Yara Sallam is a human rights researcher who currently works with the NGO Egyptian Initiative for Personal Rights (EIPR). She is also the winner of the African Shield Human Rights Defenders   in 2013. Sanaa Seif is a student who has participated in previous protests in the defence of human rights. The human rights defender was arbitrarily detained during Magles El Wuzara events on 16 December 2011, and was released on the same day. Sanaa Seif is also the sister of human rights defender Mr Alaa Abd El Fattah, who was sentenced in absentia on 11 June 2014 http://www.frontlinedefenders.org/node/26164 and of Mona Seif, MEA Nominee of 2013 (https://thoolen.wordpress.com/2013/05/03/egyptian-hrd-and-mea-nominee-mona-seif-under-attack/)
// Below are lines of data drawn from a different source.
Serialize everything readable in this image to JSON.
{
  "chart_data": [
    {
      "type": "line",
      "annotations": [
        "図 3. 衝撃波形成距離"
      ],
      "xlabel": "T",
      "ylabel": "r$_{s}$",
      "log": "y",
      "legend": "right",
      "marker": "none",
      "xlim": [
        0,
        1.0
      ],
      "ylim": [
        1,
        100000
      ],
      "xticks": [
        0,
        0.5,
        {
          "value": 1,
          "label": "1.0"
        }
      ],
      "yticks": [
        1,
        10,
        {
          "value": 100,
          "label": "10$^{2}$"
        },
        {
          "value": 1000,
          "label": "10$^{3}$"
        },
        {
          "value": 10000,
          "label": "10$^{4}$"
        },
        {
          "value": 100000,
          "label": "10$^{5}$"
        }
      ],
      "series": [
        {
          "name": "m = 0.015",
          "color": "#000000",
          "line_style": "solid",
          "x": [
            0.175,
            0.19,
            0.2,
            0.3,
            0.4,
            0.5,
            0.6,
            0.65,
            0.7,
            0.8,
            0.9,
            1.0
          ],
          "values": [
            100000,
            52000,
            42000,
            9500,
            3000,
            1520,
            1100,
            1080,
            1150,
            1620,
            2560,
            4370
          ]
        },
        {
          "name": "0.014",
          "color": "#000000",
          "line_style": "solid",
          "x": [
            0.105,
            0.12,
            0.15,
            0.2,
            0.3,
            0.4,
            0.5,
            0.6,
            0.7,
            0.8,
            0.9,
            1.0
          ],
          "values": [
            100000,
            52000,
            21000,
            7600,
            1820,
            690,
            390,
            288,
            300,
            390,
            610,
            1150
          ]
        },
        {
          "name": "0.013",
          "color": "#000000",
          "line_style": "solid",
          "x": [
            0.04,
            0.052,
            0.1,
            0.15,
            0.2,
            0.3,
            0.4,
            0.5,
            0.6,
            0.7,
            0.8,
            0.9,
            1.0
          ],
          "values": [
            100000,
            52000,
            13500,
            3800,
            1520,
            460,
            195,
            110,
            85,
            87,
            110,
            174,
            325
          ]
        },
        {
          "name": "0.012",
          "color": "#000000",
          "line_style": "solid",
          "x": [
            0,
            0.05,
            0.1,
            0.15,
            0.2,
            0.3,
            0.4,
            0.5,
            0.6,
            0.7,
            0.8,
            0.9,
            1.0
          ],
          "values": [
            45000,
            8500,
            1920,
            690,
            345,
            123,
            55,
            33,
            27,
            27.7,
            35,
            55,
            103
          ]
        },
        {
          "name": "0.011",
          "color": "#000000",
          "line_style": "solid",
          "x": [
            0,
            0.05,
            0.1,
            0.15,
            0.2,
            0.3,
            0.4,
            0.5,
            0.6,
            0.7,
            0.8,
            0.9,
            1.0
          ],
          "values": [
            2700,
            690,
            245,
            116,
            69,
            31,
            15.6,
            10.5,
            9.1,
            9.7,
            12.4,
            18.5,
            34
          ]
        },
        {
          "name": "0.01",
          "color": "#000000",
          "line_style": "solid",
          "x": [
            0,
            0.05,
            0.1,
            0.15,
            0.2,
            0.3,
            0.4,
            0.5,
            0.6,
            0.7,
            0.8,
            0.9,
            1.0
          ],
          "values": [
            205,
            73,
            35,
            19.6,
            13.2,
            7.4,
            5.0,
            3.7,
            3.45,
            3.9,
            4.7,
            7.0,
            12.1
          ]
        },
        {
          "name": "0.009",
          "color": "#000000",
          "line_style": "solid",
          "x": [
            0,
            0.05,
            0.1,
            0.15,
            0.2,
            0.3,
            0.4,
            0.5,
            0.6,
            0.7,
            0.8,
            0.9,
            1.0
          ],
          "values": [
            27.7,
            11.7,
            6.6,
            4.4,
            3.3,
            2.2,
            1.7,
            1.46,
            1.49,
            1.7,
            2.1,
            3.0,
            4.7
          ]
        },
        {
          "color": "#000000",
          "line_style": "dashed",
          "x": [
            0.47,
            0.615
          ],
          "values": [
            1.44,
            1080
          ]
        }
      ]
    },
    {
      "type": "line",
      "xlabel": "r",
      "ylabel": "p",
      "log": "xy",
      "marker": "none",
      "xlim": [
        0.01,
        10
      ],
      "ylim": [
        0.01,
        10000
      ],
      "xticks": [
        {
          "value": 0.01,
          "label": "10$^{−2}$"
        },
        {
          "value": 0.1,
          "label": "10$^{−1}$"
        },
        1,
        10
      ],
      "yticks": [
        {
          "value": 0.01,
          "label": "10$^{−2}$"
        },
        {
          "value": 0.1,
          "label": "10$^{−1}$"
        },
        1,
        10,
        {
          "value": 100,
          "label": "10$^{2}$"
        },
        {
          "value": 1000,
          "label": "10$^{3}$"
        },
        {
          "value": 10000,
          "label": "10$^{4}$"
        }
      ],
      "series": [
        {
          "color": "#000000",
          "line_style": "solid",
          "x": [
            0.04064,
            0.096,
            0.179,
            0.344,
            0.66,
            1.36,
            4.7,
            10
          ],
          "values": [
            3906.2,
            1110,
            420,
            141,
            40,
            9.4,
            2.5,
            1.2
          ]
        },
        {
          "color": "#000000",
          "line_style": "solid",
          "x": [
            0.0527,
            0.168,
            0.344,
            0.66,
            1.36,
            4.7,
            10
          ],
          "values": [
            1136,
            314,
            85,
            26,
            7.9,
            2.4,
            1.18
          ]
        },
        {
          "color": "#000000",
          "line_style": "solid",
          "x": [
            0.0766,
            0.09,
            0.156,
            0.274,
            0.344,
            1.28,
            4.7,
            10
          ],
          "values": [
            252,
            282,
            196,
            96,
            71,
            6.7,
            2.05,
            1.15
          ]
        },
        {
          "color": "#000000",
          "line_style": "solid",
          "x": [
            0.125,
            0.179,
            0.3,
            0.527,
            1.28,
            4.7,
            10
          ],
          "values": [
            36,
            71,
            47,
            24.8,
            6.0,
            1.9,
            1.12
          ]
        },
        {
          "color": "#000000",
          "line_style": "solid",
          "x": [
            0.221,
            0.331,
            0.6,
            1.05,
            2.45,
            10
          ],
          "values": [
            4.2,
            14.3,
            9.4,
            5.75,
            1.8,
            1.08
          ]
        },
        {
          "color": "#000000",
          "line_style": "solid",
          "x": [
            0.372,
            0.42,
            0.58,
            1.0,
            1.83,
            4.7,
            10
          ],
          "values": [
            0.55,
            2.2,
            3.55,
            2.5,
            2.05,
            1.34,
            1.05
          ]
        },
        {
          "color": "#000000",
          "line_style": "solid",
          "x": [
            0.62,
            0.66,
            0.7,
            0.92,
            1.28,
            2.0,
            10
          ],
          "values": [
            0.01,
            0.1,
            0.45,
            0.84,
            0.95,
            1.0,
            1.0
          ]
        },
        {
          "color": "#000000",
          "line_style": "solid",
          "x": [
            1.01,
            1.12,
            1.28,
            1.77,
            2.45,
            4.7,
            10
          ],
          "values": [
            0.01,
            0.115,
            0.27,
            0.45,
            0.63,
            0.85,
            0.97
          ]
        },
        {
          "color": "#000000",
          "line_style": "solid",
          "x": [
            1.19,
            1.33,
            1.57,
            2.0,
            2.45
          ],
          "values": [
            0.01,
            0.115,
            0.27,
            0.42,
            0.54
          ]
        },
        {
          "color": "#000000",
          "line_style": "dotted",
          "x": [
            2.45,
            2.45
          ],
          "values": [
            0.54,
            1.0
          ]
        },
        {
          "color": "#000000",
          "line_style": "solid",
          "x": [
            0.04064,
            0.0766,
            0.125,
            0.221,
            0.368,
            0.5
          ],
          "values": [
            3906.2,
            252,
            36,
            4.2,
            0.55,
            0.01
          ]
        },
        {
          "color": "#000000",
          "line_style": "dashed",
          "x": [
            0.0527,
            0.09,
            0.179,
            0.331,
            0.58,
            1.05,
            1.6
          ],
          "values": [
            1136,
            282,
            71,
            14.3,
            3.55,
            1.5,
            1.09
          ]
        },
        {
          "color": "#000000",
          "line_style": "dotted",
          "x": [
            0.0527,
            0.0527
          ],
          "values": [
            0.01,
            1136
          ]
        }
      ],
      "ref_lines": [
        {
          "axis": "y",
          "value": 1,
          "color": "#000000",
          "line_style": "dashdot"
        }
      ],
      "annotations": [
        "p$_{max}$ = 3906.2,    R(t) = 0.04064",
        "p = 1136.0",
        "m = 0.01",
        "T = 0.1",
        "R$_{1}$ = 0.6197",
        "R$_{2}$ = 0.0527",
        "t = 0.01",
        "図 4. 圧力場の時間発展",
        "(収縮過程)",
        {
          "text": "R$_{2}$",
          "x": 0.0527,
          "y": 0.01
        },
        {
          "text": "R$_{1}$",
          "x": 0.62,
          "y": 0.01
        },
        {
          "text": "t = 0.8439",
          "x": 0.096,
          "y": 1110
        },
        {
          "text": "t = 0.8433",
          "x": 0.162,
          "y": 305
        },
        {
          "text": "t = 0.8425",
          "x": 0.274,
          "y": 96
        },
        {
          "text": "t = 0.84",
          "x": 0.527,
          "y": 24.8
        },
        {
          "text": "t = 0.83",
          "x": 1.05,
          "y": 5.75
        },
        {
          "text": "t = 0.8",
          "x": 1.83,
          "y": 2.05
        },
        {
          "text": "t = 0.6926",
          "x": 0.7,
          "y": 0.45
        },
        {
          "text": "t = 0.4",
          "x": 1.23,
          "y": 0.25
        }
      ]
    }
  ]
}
Twenty-three of the individuals arrested at the protest have had their detention extended by four days and one was released on bail. A decision on whether to charge the human rights defenders is expected shortly. The human rights defenders’ lawyer, Mr Mohamed Khedr, has highlighted inconsistencies in the testimonies of witnesses for the prosecution, as well as within the police’s own statements. In particular, the police secretary accused the protesters of damaging a police vehicle at 9:30pm on 21 June 2014, despite the demonstrators having been arrested at 5:30pm that day outside a kiosk when they were not present at the protest, and a police report having been filed against them at 9:30pm. The police found no inflammable objects within the possession of the demonstrators.

The human rights defenders are two of several Egyptian human rights defenders, such as Maheinour Al Masry <http://www.frontlinedefenders.org/node/25996> , who have been targeted through the ‘Protests Law’ (Law no 107 of 2013 on the Right to Public Meetings, Processions and Peaceful Demonstrations). The law was approved on 24 November 2013 by interim Egyptian President Adly Mansour and has been condemned by the United Nations High Commissioner for Human Rights, Navi Pillay, as well as the UN Special Rapporteur on the rights to freedom of peaceful assembly and association, Maina Kiai.